After 10 minutes of anger and confusion, the game returned to a normal enough state so that Mauricio Serna could take and score the penalty for Colombia.

Yet, like some demented fusion of Sir Alex Ferguson and Tyler Durden from Fight Club, Chilavert’s antics ended up having the desired effect.

Colombia’s players were clearly affected by what they had seen and soon let their concentration slip, with Derlis Soto bagging a late winner for Paraguay.

‘If I catch you outside, I’ll kill you’

Hefty fines and bans were handed out – Asprilla got a two-game suspension while Chilavert missed four. There was a happy ending, at least, with both teams eventually reaching the 1998 World Cup.

Reflecting on the incident more recently, Chilavert appears to have learned precisely nothing from the whole encounter.

“I remember that the 40,000 people in the stadium began to insult Asprilla. When we were leaving the field I hit him and said clearly, ‘If I catch you outside, I’ll kill you.’

“When I went to the Colombian substitute bench, Aristizabal wanted to attack me with a flying kick. Luckily, my reactions helped me and I was able to dodge it, because if it hit me fully, it would have disfigured my face. All the Colombian substitutes wanted to hit me.
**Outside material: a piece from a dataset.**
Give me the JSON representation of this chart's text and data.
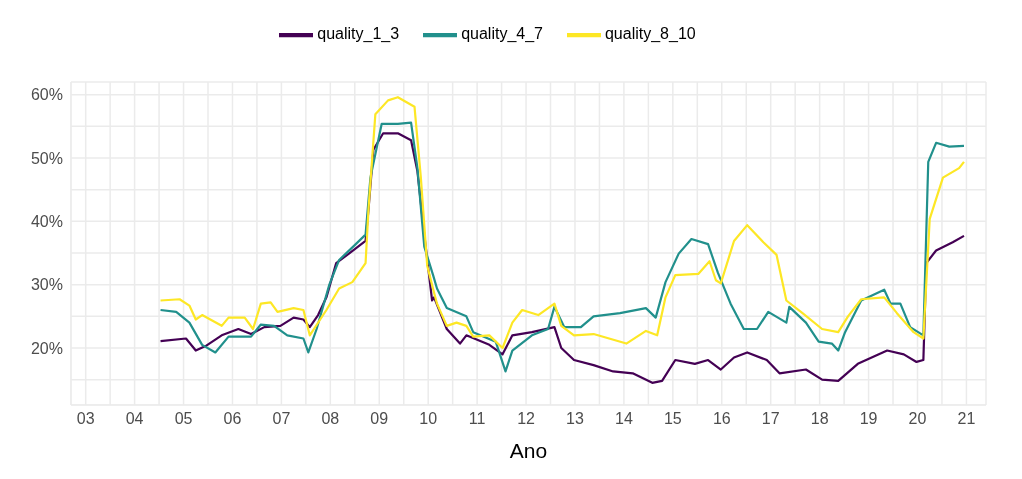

The police had to intervene to separate us.”

He takes little responsibility either.

“It was a scandal motivated by Asprilla alone. My friend Valderrama always says that he never saw me as out of control as that day. The next day, for all the South American press, the bad guy in the movie had been, as always, Jose Luis Chilavert.”

Whether the Chilavert was the main culprit or not, his antics would eventually catch up with him.

A few years later, a similar incident with Roberto Carlos saw Chilavert hit with another ban after spitting in the Brazilian’s face during a post-match interview. The ban saw him miss Paraguay’s first two games at the 2002 World Cup.

A bullet dodged

Even so, Chilavert’s behaviour could have been far costlier.

Years later, Asprilla revealed in a documentary broadcast on Colombian television that a hitman contacted him after the fight with Chilavert, offering to kill the Paraguay goalkeeper.

In a sinister turn of events, the gunman called his hotel room after the game in Asuncion, asking for permission to take him out. Asprilla refused.

“What? Are you crazy?” Asprilla recalled of his response. “You’ll destroy Colombian football, you can’t do that. No, no, no, no. What happens on the pitch stays on the pitch.”

The gunman later died in a drug-related shooting in 2004. He didn’t know it at the time, but Chilavert literally dodged a bullet that day.

Even now the pair are not on the best of terms – Chilavert exited one radio interview after Asprilla joined the call – but their coming together remains one for the ages.

A crazy time capsule of everything that was good, bad and ugly about South American football in the 1990s.